Berkeley’s Skinner unveils bill to overturn GOP child support law

State Sen. Nancy Skinner, D-Berkeley, has announced the “Child Support Reform Act,” which seeks to ensure that low-income families receive all the child support payments to which they are entitled. The act, Senate Bill 337, would overturn a decades-old law under which child-support payments meant for families who receive CalWORKs benefits go to the state rather than to the families and children.

“The Child Support Reform Act will right a historic wrong,” Skinner said. “Last year, more than 1.2 million California children living in or near poverty did not receive the full child support payments made by their parents. California must stop taking the lion’s share of support payments that rightfully belong to families and kids.”

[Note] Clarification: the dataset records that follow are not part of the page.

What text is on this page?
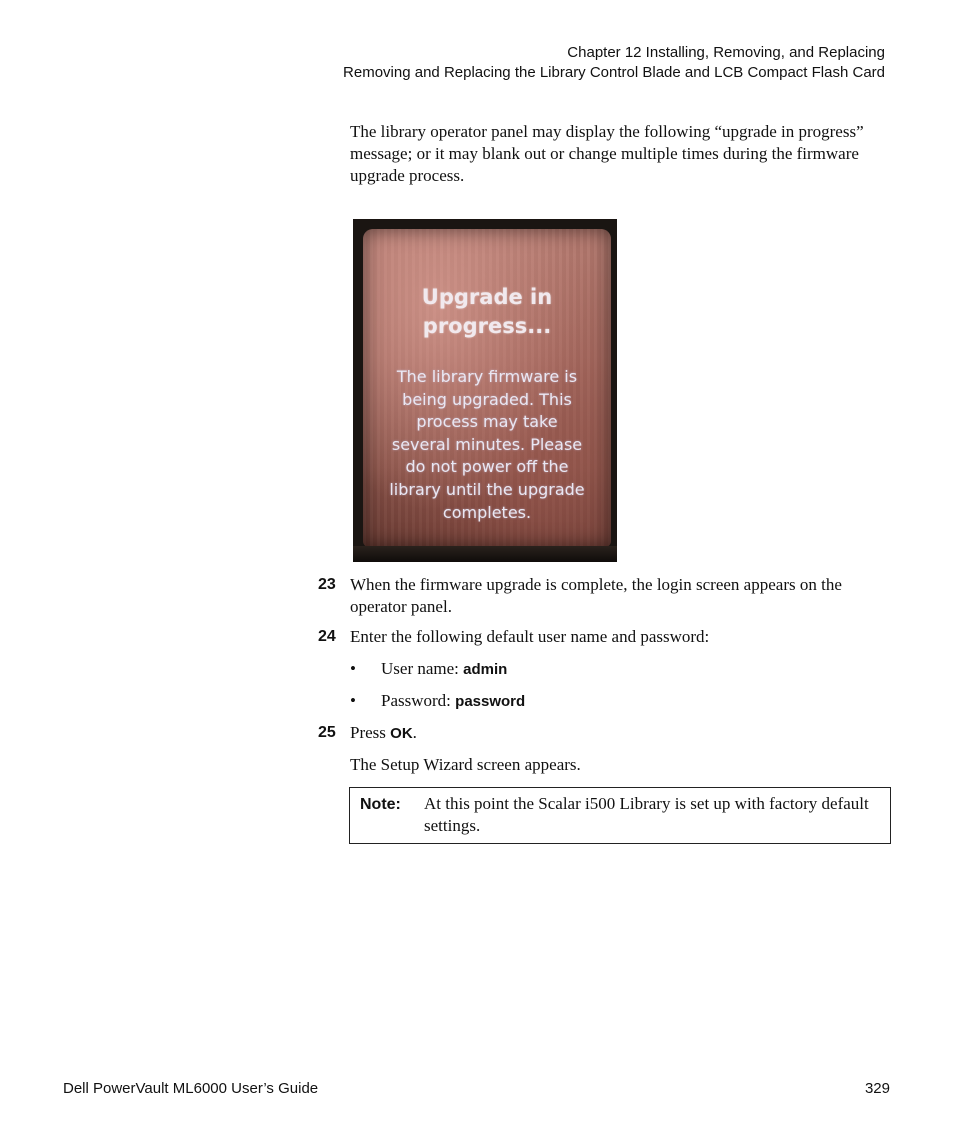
Chapter 12 Installing, Removing, and Replacing
Removing and Replacing the Library Control Blade and LCB Compact Flash Card
The library operator panel may display the following “upgrade in progress” message; or it may blank out or change multiple times during the firmware upgrade process.
Upgrade in
progress...
The library firmware is
being upgraded. This
process may take
several minutes. Please
do not power off the
library until the upgrade
completes.
23 When the firmware upgrade is complete, the login screen appears on the operator panel.
24 Enter the following default user name and password:
• User name: admin
• Password: password
25 Press OK.
The Setup Wizard screen appears.
Note: At this point the Scalar i500 Library is set up with factory default settings.
Dell PowerVault ML6000 User’s Guide	329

Under a California law that dates back to the administration of Republican Gov. Pete Wilson, when a non-custodial parent makes a child support payment to a parent and child who receive CalWORKs benefits, the payment doesn’t actually go to the custodial parent and child. Instead, all but $50 of it goes to the state. The rationale behind the law was that the state should be “reimbursed” for providing CalWORKs benefits to low-income families and children. It was also designed to discourage parents with children from going on welfare.

“Most people don’t realize that when a child support payment is made to a low-income child, all but $50 of it goes to the state,” said Jessica Bartholow of the Western Center on Law and Poverty, which is co-sponsoring SB 337.